Shell joined BP in announcing it will leave all its Russian operations, including a major liquefied natural gas plant, following on Moscow's invasion of Ukraine. Earlier BP also abandoned its share in Russian oil giant Rosneft, a move that could cost the British company over US$25 billion.
Norway's Equinor, majority-owned by the Norwegian state, also said that it would start divesting from its joint ventures in Russia. That came after the country's sovereign wealth fund, the world's largest, said on Sunday it would divest its Russian assets.
Shell said in a statement it will quit the flagship Sakhalin 2 LNG plant in which it holds a 27.5% stake, and which is 50% owned and operated by Russian gas giant Gazprom .
Shell said the decision to exit Russian joint ventures will lead to impairments. Shell had around US$ 3 billion in non-current assets in these ventures in Russia at the end of 2021, it said.
We are shocked by the loss of life in Ukraine, which we deplore, resulting from a senseless act of military aggression which threatens European security, Shell Chief Executive Ben van Beurden said in a statement.
Rival BP's Chief Executive Bernard Looney called an urgent meeting with his leadership team last Thursday, just hours after the first Russian bombs fell on Ukrainian capital Kyiv. During the meeting, Looney made it clear the company's investment in Rosneft had become untenable, the sources said.
There was only one decision we could make, a BP source said. The exit was the only viable way.
Looney held two more board meetings at the weekend, after which board members voted to immediately exit the Rosneft stake.
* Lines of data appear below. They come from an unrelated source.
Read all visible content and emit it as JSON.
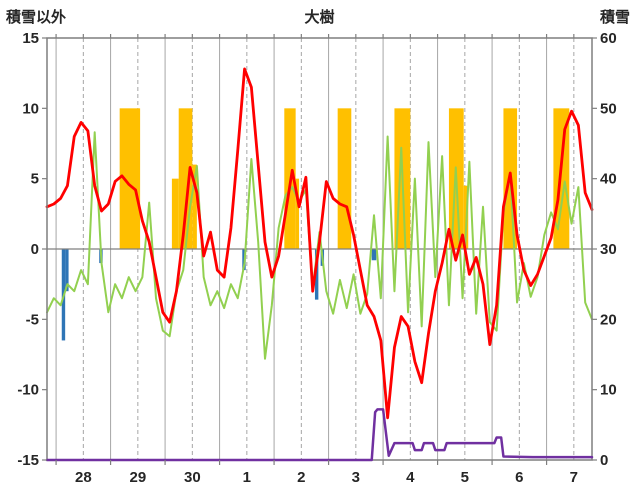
{
  "header": {
    "left_axis_title": "積雪以外",
    "title": "大樹",
    "right_axis_title": "積雪"
  },
  "chart_data": {
    "type": "line",
    "title": "大樹",
    "left_axis": {
      "label": "積雪以外",
      "min": -15,
      "max": 15,
      "ticks": [
        15,
        10,
        5,
        0,
        -5,
        -10,
        -15
      ]
    },
    "right_axis": {
      "label": "積雪",
      "min": 0,
      "max": 60,
      "ticks": [
        60,
        50,
        40,
        30,
        20,
        10,
        0
      ]
    },
    "x_axis": {
      "unit": "hours from day-28 00:00",
      "t_min": -4,
      "t_max": 236,
      "day_boundaries": [
        0,
        24,
        48,
        72,
        96,
        120,
        144,
        168,
        192,
        216
      ],
      "noon_ticks": [
        12,
        36,
        60,
        84,
        108,
        132,
        156,
        180,
        204,
        228
      ],
      "labels": [
        "28",
        "29",
        "30",
        "1",
        "2",
        "3",
        "4",
        "5",
        "6",
        "7"
      ]
    },
    "colors": {
      "grid": "#a6a6a6",
      "border": "#7f7f7f",
      "zero_line": "#7f7f7f",
      "tick_text": "#262626",
      "red": "#ff0000",
      "green": "#92d050",
      "orange": "#ffc000",
      "blue": "#2e75b6",
      "purple": "#7030a0"
    },
    "bars": [
      {
        "name": "orange-sunshine-bars",
        "color": "#ffc000",
        "segments": [
          [
            28,
            37,
            10
          ],
          [
            51,
            54,
            5
          ],
          [
            54,
            60,
            10
          ],
          [
            60,
            62,
            6
          ],
          [
            100.5,
            105.5,
            10
          ],
          [
            105.5,
            107,
            5
          ],
          [
            124,
            130,
            10
          ],
          [
            149,
            156,
            10
          ],
          [
            173,
            179.5,
            10
          ],
          [
            179.5,
            181.5,
            4.5
          ],
          [
            197,
            203,
            10
          ],
          [
            219,
            226,
            10
          ]
        ]
      },
      {
        "name": "blue-precip-bars",
        "color": "#2e75b6",
        "segments": [
          [
            2.5,
            4,
            -6.5
          ],
          [
            4,
            5.5,
            -3
          ],
          [
            19,
            20.5,
            -1
          ],
          [
            82,
            83.5,
            -1.5
          ],
          [
            114,
            115.5,
            -3.6
          ],
          [
            116.5,
            118,
            -1.2
          ],
          [
            139,
            141,
            -0.8
          ]
        ]
      }
    ],
    "series": [
      {
        "name": "green-line",
        "axis": "left",
        "color": "#92d050",
        "width": 2,
        "top": false,
        "t0": -4,
        "dt": 3,
        "values": [
          -4.5,
          -3.5,
          -4.0,
          -2.5,
          -3.0,
          -1.5,
          -2.5,
          8.3,
          -1.0,
          -4.5,
          -2.5,
          -3.5,
          -2.0,
          -3.0,
          -2.0,
          3.3,
          -3.5,
          -5.8,
          -6.2,
          -3.0,
          -1.5,
          3.0,
          5.9,
          -2.0,
          -4.0,
          -3.0,
          -4.2,
          -2.5,
          -3.5,
          -1.0,
          6.4,
          0.5,
          -7.8,
          -4.0,
          1.5,
          3.8,
          4.4,
          3.4,
          4.2,
          -2.8,
          1.2,
          -3.0,
          -4.6,
          -2.2,
          -4.2,
          -1.8,
          -4.6,
          -3.2,
          2.4,
          -3.5,
          8.0,
          -3.0,
          7.2,
          -4.5,
          5.0,
          -5.5,
          7.6,
          -2.0,
          6.6,
          -4.0,
          5.8,
          -3.5,
          6.2,
          -4.6,
          3.0,
          -5.2,
          -5.8,
          2.6,
          5.4,
          -3.8,
          -1.0,
          -3.4,
          -2.0,
          1.0,
          2.6,
          1.4,
          4.8,
          1.8,
          4.4,
          -3.8,
          -5.0
        ]
      },
      {
        "name": "red-line",
        "axis": "left",
        "color": "#ff0000",
        "width": 2.8,
        "top": false,
        "t0": -4,
        "dt": 3,
        "values": [
          3.0,
          3.2,
          3.6,
          4.5,
          8.0,
          9.0,
          8.4,
          4.5,
          2.7,
          3.2,
          4.8,
          5.2,
          4.6,
          4.2,
          2.0,
          0.5,
          -2.0,
          -4.5,
          -5.2,
          -3.0,
          1.0,
          5.8,
          4.0,
          -0.5,
          1.2,
          -1.5,
          -2.0,
          1.5,
          7.0,
          12.8,
          11.5,
          6.0,
          0.5,
          -2.0,
          -0.5,
          2.5,
          5.6,
          3.0,
          5.1,
          -3.0,
          0.5,
          4.8,
          3.6,
          3.2,
          3.0,
          1.0,
          -1.5,
          -4.0,
          -4.8,
          -6.5,
          -12.0,
          -7.0,
          -4.8,
          -5.5,
          -8.0,
          -9.5,
          -6.0,
          -3.0,
          -1.0,
          1.4,
          -0.8,
          1.0,
          -1.8,
          -0.6,
          -2.5,
          -6.8,
          -4.0,
          3.0,
          5.4,
          1.0,
          -1.5,
          -2.6,
          -1.8,
          -0.5,
          0.8,
          3.5,
          8.5,
          9.8,
          8.8,
          4.0,
          2.8
        ]
      },
      {
        "name": "purple-snow-line",
        "axis": "right",
        "color": "#7030a0",
        "width": 2.5,
        "top": true,
        "points": [
          [
            -4,
            0
          ],
          [
            139,
            0
          ],
          [
            140.5,
            6.8
          ],
          [
            141.5,
            7.2
          ],
          [
            144,
            7.2
          ],
          [
            146.5,
            0.6
          ],
          [
            149,
            2.4
          ],
          [
            157,
            2.4
          ],
          [
            158,
            1.4
          ],
          [
            161,
            1.4
          ],
          [
            162,
            2.4
          ],
          [
            166,
            2.4
          ],
          [
            167,
            1.4
          ],
          [
            171,
            1.4
          ],
          [
            172,
            2.4
          ],
          [
            186,
            2.4
          ],
          [
            193,
            2.4
          ],
          [
            194,
            3.2
          ],
          [
            196,
            3.2
          ],
          [
            197,
            0.5
          ],
          [
            210,
            0.4
          ],
          [
            236,
            0.4
          ]
        ]
      }
    ]
  }
}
Looney also spoke to British Business Secretary Kwasi Kwarteng on Friday, when Kwarteng expressed his concern about BP's interests in Russia. Kwarteng welcomed BP's decision to exit on Twitter on Sunday. Kwarteng had a similar message for Shell on Monday.
The Sakhalin 2 project, located off Russia's northeastern coast is huge, producing around 11.5 million tons of LNG per year, which is exported to major markets including China and Japan.
For Shell, the world's largest LNG trader, leaving the project deals a blow to its plans to supply gas to fast-growing markets in the coming decades. Shell said the Russia exit will not affect its plans to switch to low-carbon and renewable s energy.